Durant son intervention, il a une fois de plus critiqué le président américain, le qualifiant de « fou dangereux », tout comme Vladimir Poutine. Il y a un an, il avait déjà osé comparer la présidence de Trump à « la cour de Néron ». « Je me trompais, a-t-il reconnu devant ses pairs sénateurs. C’est la cour des Miracles ». Il a ensuite énuméré divers membres de son équipe : « Un antivax, ancien héroïnomane, ministre de la Santé ; un climatosceptique, ministre de l’Écologie ; un animateur télé alcoolique, ministre des Armées ; une ancienne agente du Qatar, ministre de la Justice ; et une groupie de Poutine, ministre de la Sécurité nationale ».

En fond de ce discours, une critique sévère de la politique étrangère américaine. « Un proverbe turc dit : « quand un clown s’installe dans un palais, il ne devient pas roi. C’est le palais qui devient un cirque » », a-t-il poursuivi.

« Qu’on me comprenne bien : je suis le dernier à me plaindre de la décapitation du régime des mollahs, et le premier à réclamer la liberté pour le peuple iranien. Mais quelle est la stratégie pour y parvenir, et les dégâts collatéraux pour les Iraniens ont-ils été mesurés ? », s’est-il interrogé.
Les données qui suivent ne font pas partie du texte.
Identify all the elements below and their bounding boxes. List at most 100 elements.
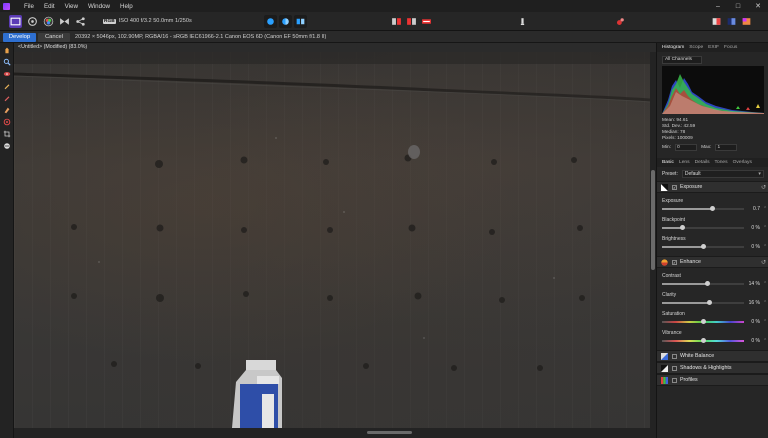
export-persona-icon[interactable] <box>74 15 87 28</box>
clipped-tones-icon[interactable] <box>420 15 433 28</box>
horizontal-scrollbar[interactable] <box>14 428 656 438</box>
tab-lens[interactable]: Lens <box>679 160 690 165</box>
tab-histogram[interactable]: Histogram <box>662 45 684 50</box>
vibrance-slider-handle[interactable] <box>700 338 706 343</box>
menu-view[interactable]: View <box>65 3 78 10</box>
profiles-section-header[interactable]: Profiles <box>657 374 768 386</box>
close-icon[interactable]: ✕ <box>748 0 768 12</box>
contrast-slider[interactable] <box>662 281 744 286</box>
overlay-gradient-tool-icon[interactable] <box>2 105 12 115</box>
shadows-highlights-checkbox[interactable] <box>672 365 677 371</box>
saturation-stepper-icon[interactable]: ⌃ <box>763 319 767 325</box>
tools-panel <box>0 43 14 438</box>
minimize-icon[interactable]: – <box>708 0 728 12</box>
exposure-stepper-icon[interactable]: ⌃ <box>763 206 767 212</box>
white-balance-section-header[interactable]: White Balance <box>657 350 768 362</box>
shadows-highlights-section-header[interactable]: Shadows & Highlights <box>657 362 768 374</box>
before-after-icon[interactable] <box>725 15 738 28</box>
brightness-slider-fill <box>662 246 703 248</box>
menu-file[interactable]: File <box>24 3 34 10</box>
tab-details[interactable]: Details <box>695 160 710 165</box>
mask-overlay-icon[interactable] <box>614 15 627 28</box>
enhance-checkbox[interactable]: ✓ <box>672 259 677 265</box>
exposure-value[interactable]: 0.7 <box>744 206 760 212</box>
clarity-slider[interactable] <box>662 300 744 305</box>
split-view-icon[interactable] <box>279 15 292 28</box>
view-original-icon[interactable] <box>264 15 277 28</box>
clarity-stepper-icon[interactable]: ⌃ <box>763 300 767 306</box>
blackpoint-stepper-icon[interactable]: ⌃ <box>763 225 767 231</box>
photo-persona-icon[interactable] <box>9 15 22 28</box>
saturation-slider-handle[interactable] <box>700 319 706 324</box>
red-eye-tool-icon[interactable] <box>2 117 12 127</box>
white-balance-checkbox[interactable] <box>672 353 677 359</box>
enhance-section-header[interactable]: ✓ Enhance ↺ <box>657 256 768 268</box>
saturation-label: Saturation <box>662 311 685 317</box>
channel-select[interactable]: All Channels <box>662 56 702 64</box>
exposure-checkbox[interactable]: ✓ <box>672 184 677 190</box>
contrast-value[interactable]: 14 % <box>744 281 760 287</box>
saturation-slider[interactable] <box>662 319 744 324</box>
vertical-scroll-thumb[interactable] <box>651 170 655 270</box>
menu-help[interactable]: Help <box>120 3 133 10</box>
white-balance-tool-icon[interactable] <box>2 69 12 79</box>
tab-focus[interactable]: Focus <box>724 45 737 50</box>
preset-row: Preset: Default <box>662 170 764 178</box>
maximize-icon[interactable]: □ <box>728 0 748 12</box>
brightness-value[interactable]: 0 % <box>744 244 760 250</box>
tone-mapping-persona-icon[interactable] <box>58 15 71 28</box>
tab-overlays[interactable]: Overlays <box>733 160 752 165</box>
menu-edit[interactable]: Edit <box>44 3 55 10</box>
min-field[interactable]: 0 <box>675 144 698 151</box>
menu-window[interactable]: Window <box>88 3 110 10</box>
crop-tool-icon[interactable] <box>2 129 12 139</box>
overlay-erase-tool-icon[interactable] <box>2 93 12 103</box>
exposure-slider[interactable] <box>662 206 744 211</box>
overlay-paint-tool-icon[interactable] <box>2 81 12 91</box>
export-snapshot-icon[interactable] <box>740 15 753 28</box>
tab-tones[interactable]: Tones <box>715 160 728 165</box>
tab-basic[interactable]: Basic <box>662 160 674 165</box>
vibrance-slider[interactable] <box>662 338 744 343</box>
clarity-value[interactable]: 16 % <box>744 300 760 306</box>
reset-icon[interactable]: ↺ <box>761 259 766 266</box>
exposure-section-header[interactable]: ✓ Exposure ↺ <box>657 181 768 193</box>
saturation-value[interactable]: 0 % <box>744 319 760 325</box>
reset-icon[interactable]: ↺ <box>761 184 766 191</box>
contrast-stepper-icon[interactable]: ⌃ <box>763 281 767 287</box>
profiles-checkbox[interactable] <box>672 377 677 383</box>
exposure-icon <box>661 183 668 191</box>
color-profile-icon[interactable] <box>710 15 723 28</box>
blackpoint-slider-handle[interactable] <box>680 225 685 230</box>
liquify-persona-icon[interactable] <box>26 15 39 28</box>
clarity-slider-handle[interactable] <box>707 300 713 305</box>
horizontal-scroll-thumb[interactable] <box>367 431 412 434</box>
develop-button[interactable]: Develop <box>3 32 36 42</box>
vibrance-stepper-icon[interactable]: ⌃ <box>763 338 767 344</box>
brightness-stepper-icon[interactable]: ⌃ <box>763 244 767 250</box>
clipped-highlights-icon[interactable] <box>390 15 403 28</box>
tab-scope[interactable]: Scope <box>689 45 703 50</box>
view-tool-icon[interactable] <box>2 45 12 55</box>
mirror-view-icon[interactable] <box>294 15 307 28</box>
cancel-button[interactable]: Cancel <box>38 32 70 42</box>
preset-dropdown[interactable]: Default <box>681 170 764 178</box>
document-tab[interactable]: <Untitled> (Modified) (83.0%) <box>14 43 656 52</box>
blemish-removal-tool-icon[interactable] <box>2 141 12 151</box>
contrast-slider-handle[interactable] <box>705 281 711 286</box>
vibrance-value[interactable]: 0 % <box>744 338 760 344</box>
rgb-badge: RGB <box>103 19 116 24</box>
blackpoint-slider[interactable] <box>662 225 744 230</box>
brightness-slider[interactable] <box>662 244 744 249</box>
exposure-slider-handle[interactable] <box>710 206 716 211</box>
tab-exif[interactable]: EXIF <box>708 45 719 50</box>
app-logo-icon <box>0 0 12 12</box>
blackpoint-value[interactable]: 0 % <box>744 225 760 231</box>
clipped-shadows-icon[interactable] <box>405 15 418 28</box>
max-field[interactable]: 1 <box>715 144 738 151</box>
zoom-tool-icon[interactable] <box>2 57 12 67</box>
photo-canvas[interactable] <box>14 52 650 428</box>
develop-persona-icon[interactable] <box>42 15 55 28</box>
brightness-slider-handle[interactable] <box>700 244 706 249</box>
assistant-icon[interactable] <box>516 15 529 28</box>
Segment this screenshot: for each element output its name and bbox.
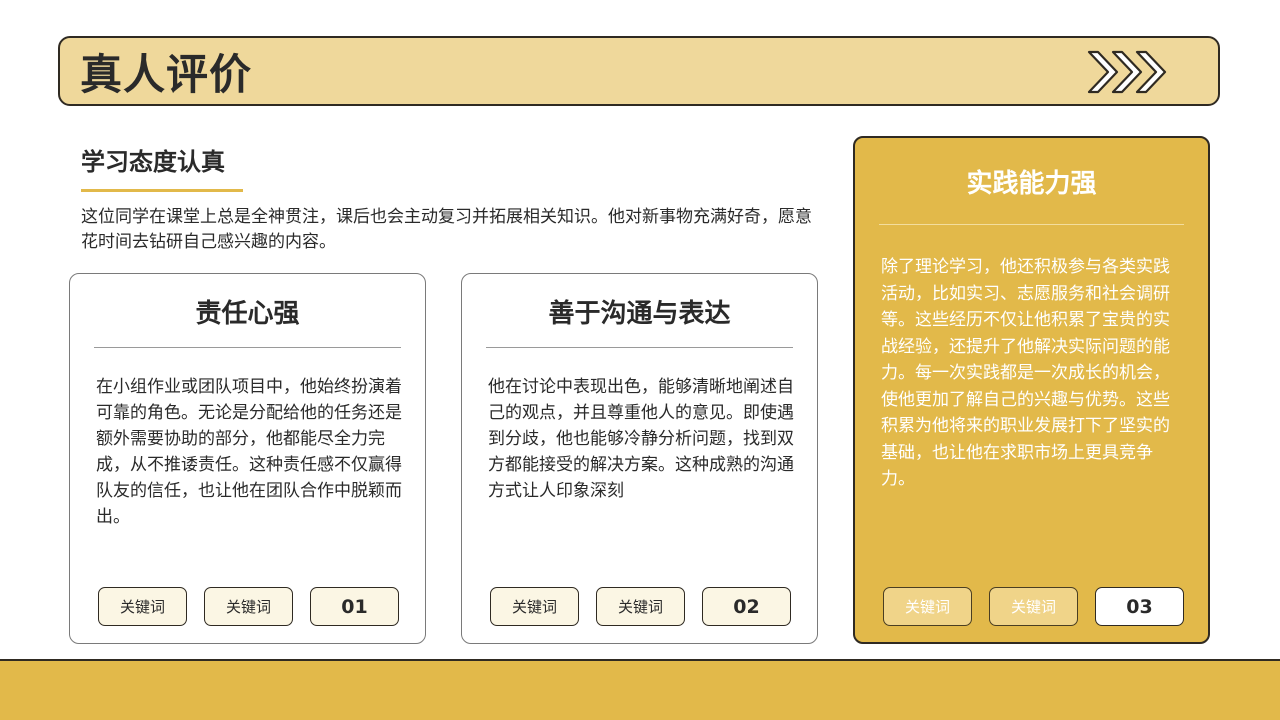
card-title: 善于沟通与表达 bbox=[548, 299, 731, 329]
review-card-1: 责任心强 在小组作业或团队项目中，他始终扮演着可靠的角色。无论是分配给他的任务还… bbox=[69, 273, 426, 644]
card-number-badge: 02 bbox=[702, 587, 791, 626]
intro-text: 这位同学在课堂上总是全神贯注，课后也会主动复习并拓展相关知识。他对新事物充满好奇… bbox=[81, 207, 812, 252]
card-title: 实践能力强 bbox=[966, 169, 1097, 199]
review-card-2: 善于沟通与表达 他在讨论中表现出色，能够清晰地阐述自己的观点，并且尊重他人的意见… bbox=[461, 273, 818, 644]
card-body: 他在讨论中表现出色，能够清晰地阐述自己的观点，并且尊重他人的意见。即使遇到分歧，… bbox=[488, 377, 794, 501]
card-title: 责任心强 bbox=[195, 299, 300, 329]
card-body: 除了理论学习，他还积极参与各类实践活动，比如实习、志愿服务和社会调研等。这些经历… bbox=[881, 257, 1170, 489]
card-divider bbox=[879, 224, 1184, 225]
page-title: 真人评价 bbox=[80, 50, 253, 99]
card-number-badge: 01 bbox=[310, 587, 399, 626]
review-card-3-highlight: 实践能力强 除了理论学习，他还积极参与各类实践活动，比如实习、志愿服务和社会调研… bbox=[853, 136, 1210, 644]
keyword-tag[interactable]: 关键词 bbox=[989, 587, 1078, 626]
bottom-decor-band bbox=[0, 659, 1280, 720]
intro-heading: 学习态度认真 bbox=[81, 148, 225, 176]
triple-chevron-right-icon bbox=[1087, 50, 1167, 94]
card-body: 在小组作业或团队项目中，他始终扮演着可靠的角色。无论是分配给他的任务还是额外需要… bbox=[96, 377, 402, 527]
keyword-tag[interactable]: 关键词 bbox=[596, 587, 685, 626]
keyword-tag[interactable]: 关键词 bbox=[98, 587, 187, 626]
keyword-tag[interactable]: 关键词 bbox=[883, 587, 972, 626]
intro-underline bbox=[81, 189, 243, 192]
card-divider bbox=[486, 347, 793, 348]
card-number-badge: 03 bbox=[1095, 587, 1184, 626]
keyword-tag[interactable]: 关键词 bbox=[490, 587, 579, 626]
title-bar: 真人评价 bbox=[58, 36, 1220, 106]
card-divider bbox=[94, 347, 401, 348]
keyword-tag[interactable]: 关键词 bbox=[204, 587, 293, 626]
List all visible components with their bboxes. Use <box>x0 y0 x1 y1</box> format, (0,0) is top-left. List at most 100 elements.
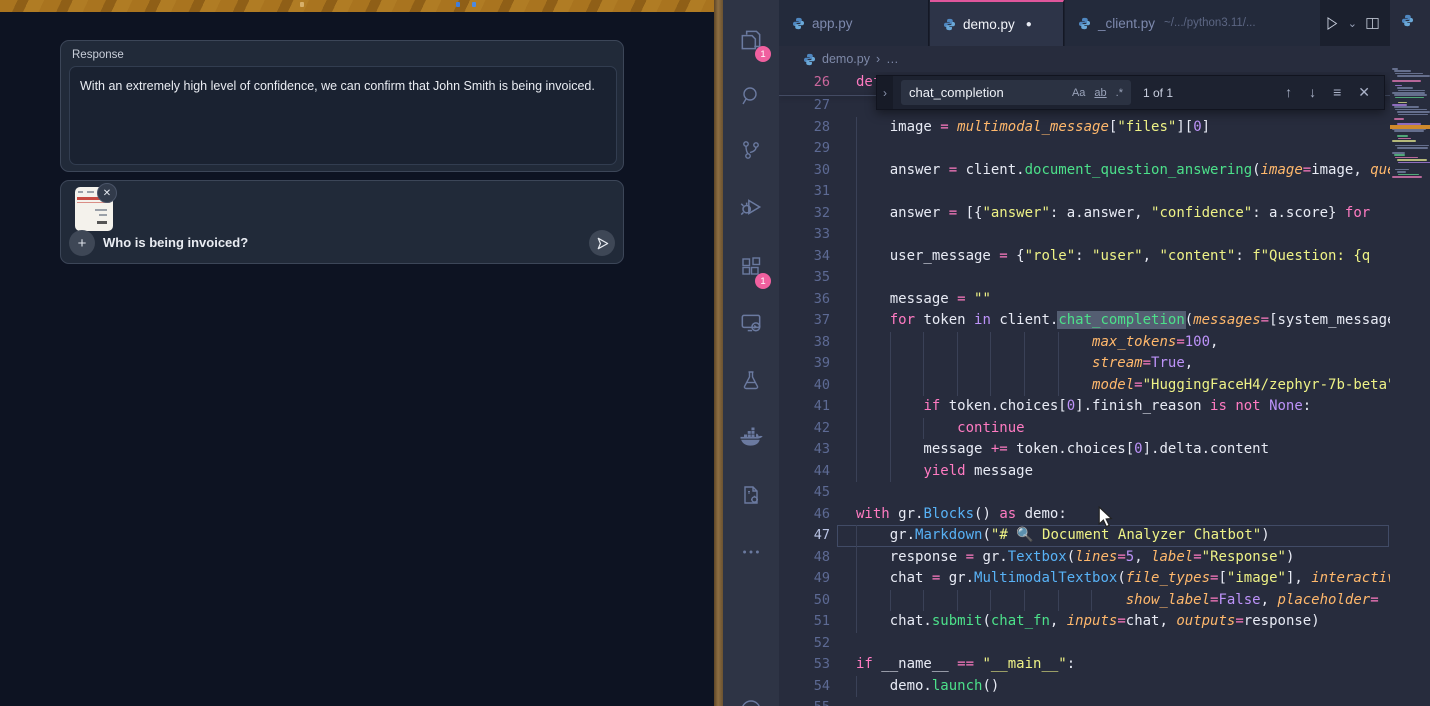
remove-attachment-button[interactable]: ✕ <box>97 183 117 203</box>
line-number[interactable]: 26 <box>779 72 830 94</box>
breadcrumb-file[interactable]: demo.py <box>822 52 870 66</box>
line-number[interactable]: 54 <box>779 676 830 698</box>
source-control-icon[interactable] <box>723 126 779 174</box>
chat-question-input[interactable]: Who is being invoiced? <box>103 235 248 250</box>
regex-toggle[interactable]: .* <box>1116 87 1123 99</box>
code-line-52[interactable]: 52 <box>779 633 1390 655</box>
code-line-46[interactable]: 46with gr.Blocks() as demo: <box>779 504 1390 526</box>
code-line-53[interactable]: 53if __name__ == "__main__": <box>779 654 1390 676</box>
line-number[interactable]: 49 <box>779 568 830 590</box>
code-line-50[interactable]: 50 show_label=False, placeholder= <box>779 590 1390 612</box>
code-line-32[interactable]: 32 answer = [{"answer": a.answer, "confi… <box>779 203 1390 225</box>
line-number[interactable]: 33 <box>779 224 830 246</box>
line-number[interactable]: 28 <box>779 117 830 139</box>
code-editor[interactable]: 26def chat_fn(multimodal_message):2728 i… <box>779 72 1390 706</box>
line-number[interactable]: 36 <box>779 289 830 311</box>
wallpaper-speck <box>300 2 304 7</box>
run-debug-icon[interactable] <box>723 183 779 231</box>
line-number[interactable]: 45 <box>779 482 830 504</box>
code-line-39[interactable]: 39 stream=True, <box>779 353 1390 375</box>
line-number[interactable]: 37 <box>779 310 830 332</box>
code-line-54[interactable]: 54 demo.launch() <box>779 676 1390 698</box>
line-number[interactable]: 51 <box>779 611 830 633</box>
tab-app-py[interactable]: app.py <box>779 0 929 46</box>
line-number[interactable]: 38 <box>779 332 830 354</box>
code-line-43[interactable]: 43 message += token.choices[0].delta.con… <box>779 439 1390 461</box>
remote-explorer-icon[interactable] <box>723 299 779 347</box>
code-line-38[interactable]: 38 max_tokens=100, <box>779 332 1390 354</box>
code-line-30[interactable]: 30 answer = client.document_question_ans… <box>779 160 1390 182</box>
find-toggle-replace-chevron[interactable]: › <box>877 76 893 109</box>
line-number[interactable]: 29 <box>779 138 830 160</box>
find-next-button[interactable]: ↓ <box>1309 84 1316 101</box>
find-input[interactable]: chat_completion Aa ab .* <box>901 80 1131 105</box>
tab-client-py[interactable]: _client.py ~/.../python3.11/... <box>1065 0 1343 46</box>
line-number[interactable]: 27 <box>779 95 830 117</box>
testing-icon[interactable] <box>723 356 779 404</box>
code-line-37[interactable]: 37 for token in client.chat_completion(m… <box>779 310 1390 332</box>
account-icon[interactable] <box>723 686 779 706</box>
modified-dot[interactable]: ● <box>1026 19 1032 30</box>
code-line-29[interactable]: 29 <box>779 138 1390 160</box>
run-dropdown-chevron[interactable]: ⌄ <box>1348 17 1357 30</box>
extensions-icon[interactable]: 1 <box>723 243 779 291</box>
code-line-51[interactable]: 51 chat.submit(chat_fn, inputs=chat, out… <box>779 611 1390 633</box>
more-items-icon[interactable] <box>723 528 779 576</box>
tab-overflow-sliver[interactable] <box>1401 14 1414 32</box>
thumb-detail <box>87 191 94 193</box>
code-line-44[interactable]: 44 yield message <box>779 461 1390 483</box>
line-number[interactable]: 43 <box>779 439 830 461</box>
line-number[interactable]: 44 <box>779 461 830 483</box>
send-button[interactable] <box>589 230 615 256</box>
line-number[interactable]: 52 <box>779 633 830 655</box>
search-icon[interactable] <box>723 72 779 120</box>
cpp-tools-icon[interactable] <box>723 471 779 519</box>
add-attachment-button[interactable]: + <box>69 230 95 256</box>
line-number[interactable]: 42 <box>779 418 830 440</box>
code-line-36[interactable]: 36 message = "" <box>779 289 1390 311</box>
run-button[interactable] <box>1323 15 1340 32</box>
line-number[interactable]: 47 <box>779 525 830 547</box>
breadcrumb[interactable]: demo.py › … <box>779 46 1390 72</box>
code-line-33[interactable]: 33 <box>779 224 1390 246</box>
code-line-40[interactable]: 40 model="HuggingFaceH4/zephyr-7b-beta" <box>779 375 1390 397</box>
line-number[interactable]: 41 <box>779 396 830 418</box>
find-previous-button[interactable]: ↑ <box>1285 84 1292 101</box>
line-number[interactable]: 34 <box>779 246 830 268</box>
line-number[interactable]: 50 <box>779 590 830 612</box>
code-line-31[interactable]: 31 <box>779 181 1390 203</box>
find-close-button[interactable]: ✕ <box>1358 84 1370 101</box>
docker-icon[interactable] <box>723 414 779 462</box>
response-textarea[interactable]: With an extremely high level of confiden… <box>69 66 617 165</box>
line-number[interactable]: 53 <box>779 654 830 676</box>
breadcrumb-more[interactable]: … <box>886 52 899 66</box>
code-line-28[interactable]: 28 image = multimodal_message["files"][0… <box>779 117 1390 139</box>
line-number[interactable]: 48 <box>779 547 830 569</box>
find-in-selection-button[interactable]: ≡ <box>1333 84 1341 101</box>
code-line-45[interactable]: 45 <box>779 482 1390 504</box>
explorer-icon[interactable]: 1 <box>723 16 779 64</box>
line-number[interactable]: 39 <box>779 353 830 375</box>
split-editor-icon[interactable] <box>1365 16 1380 31</box>
code-line-47[interactable]: 47 gr.Markdown("# 🔍 Document Analyzer Ch… <box>779 525 1390 547</box>
line-number[interactable]: 46 <box>779 504 830 526</box>
line-number[interactable]: 35 <box>779 267 830 289</box>
line-number[interactable]: 40 <box>779 375 830 397</box>
code-line-42[interactable]: 42 continue <box>779 418 1390 440</box>
line-number[interactable]: 55 <box>779 697 830 706</box>
minimap-line <box>1398 174 1419 176</box>
line-number[interactable]: 32 <box>779 203 830 225</box>
code-line-48[interactable]: 48 response = gr.Textbox(lines=5, label=… <box>779 547 1390 569</box>
minimap[interactable] <box>1390 46 1430 706</box>
code-line-49[interactable]: 49 chat = gr.MultimodalTextbox(file_type… <box>779 568 1390 590</box>
tab-demo-py[interactable]: demo.py ● <box>930 0 1064 46</box>
code-line-34[interactable]: 34 user_message = {"role": "user", "cont… <box>779 246 1390 268</box>
code-line-55[interactable]: 55 <box>779 697 1390 706</box>
line-number[interactable]: 31 <box>779 181 830 203</box>
code-line-35[interactable]: 35 <box>779 267 1390 289</box>
find-query-text[interactable]: chat_completion <box>909 85 1063 100</box>
line-number[interactable]: 30 <box>779 160 830 182</box>
match-case-toggle[interactable]: Aa <box>1072 87 1085 99</box>
code-line-41[interactable]: 41 if token.choices[0].finish_reason is … <box>779 396 1390 418</box>
whole-word-toggle[interactable]: ab <box>1094 87 1106 99</box>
Répondant rapidement à sa propre question, il a affirmé : « Il n’y a pas de stratégie ».

Pour le parlementaire, Donald Trump est « le seul éléphant au monde qui se promène avec son propre magasin de porcelaine ». Il met en garde sur le risque de se retrouver dans une situation où il faudrait choisir entre deux solutions qu’il juge « aussi mauvaises l’une que l’autre » : un retrait qu’il qualifie de « piteux » ou bien « déclencher l’escalade » militaire, rappelant les échecs passés au Vietnam, en Irak et en Afghanistan.

Pour conclure, Claude Malhuret a finalement abordé le sujet central du débat : la position ambivalente de l’Europe face à la situation au Moyen-Orient. « Le problème de l’Europe, c’est qu’on ne peut stopper un désastre avec de belles phrases », a-t-il déclaré avec force.

Tout en affirmant que la position de la France « est la bonne », il a exprimé sa fierté en soulignant que « nous sommes le seul pays européen à avoir conservé des forces aéronavales opérationnelles ». Il a également appelé à relever « le double défi de notre sécurité et de la remise en ordre de nos dépenses publiques ».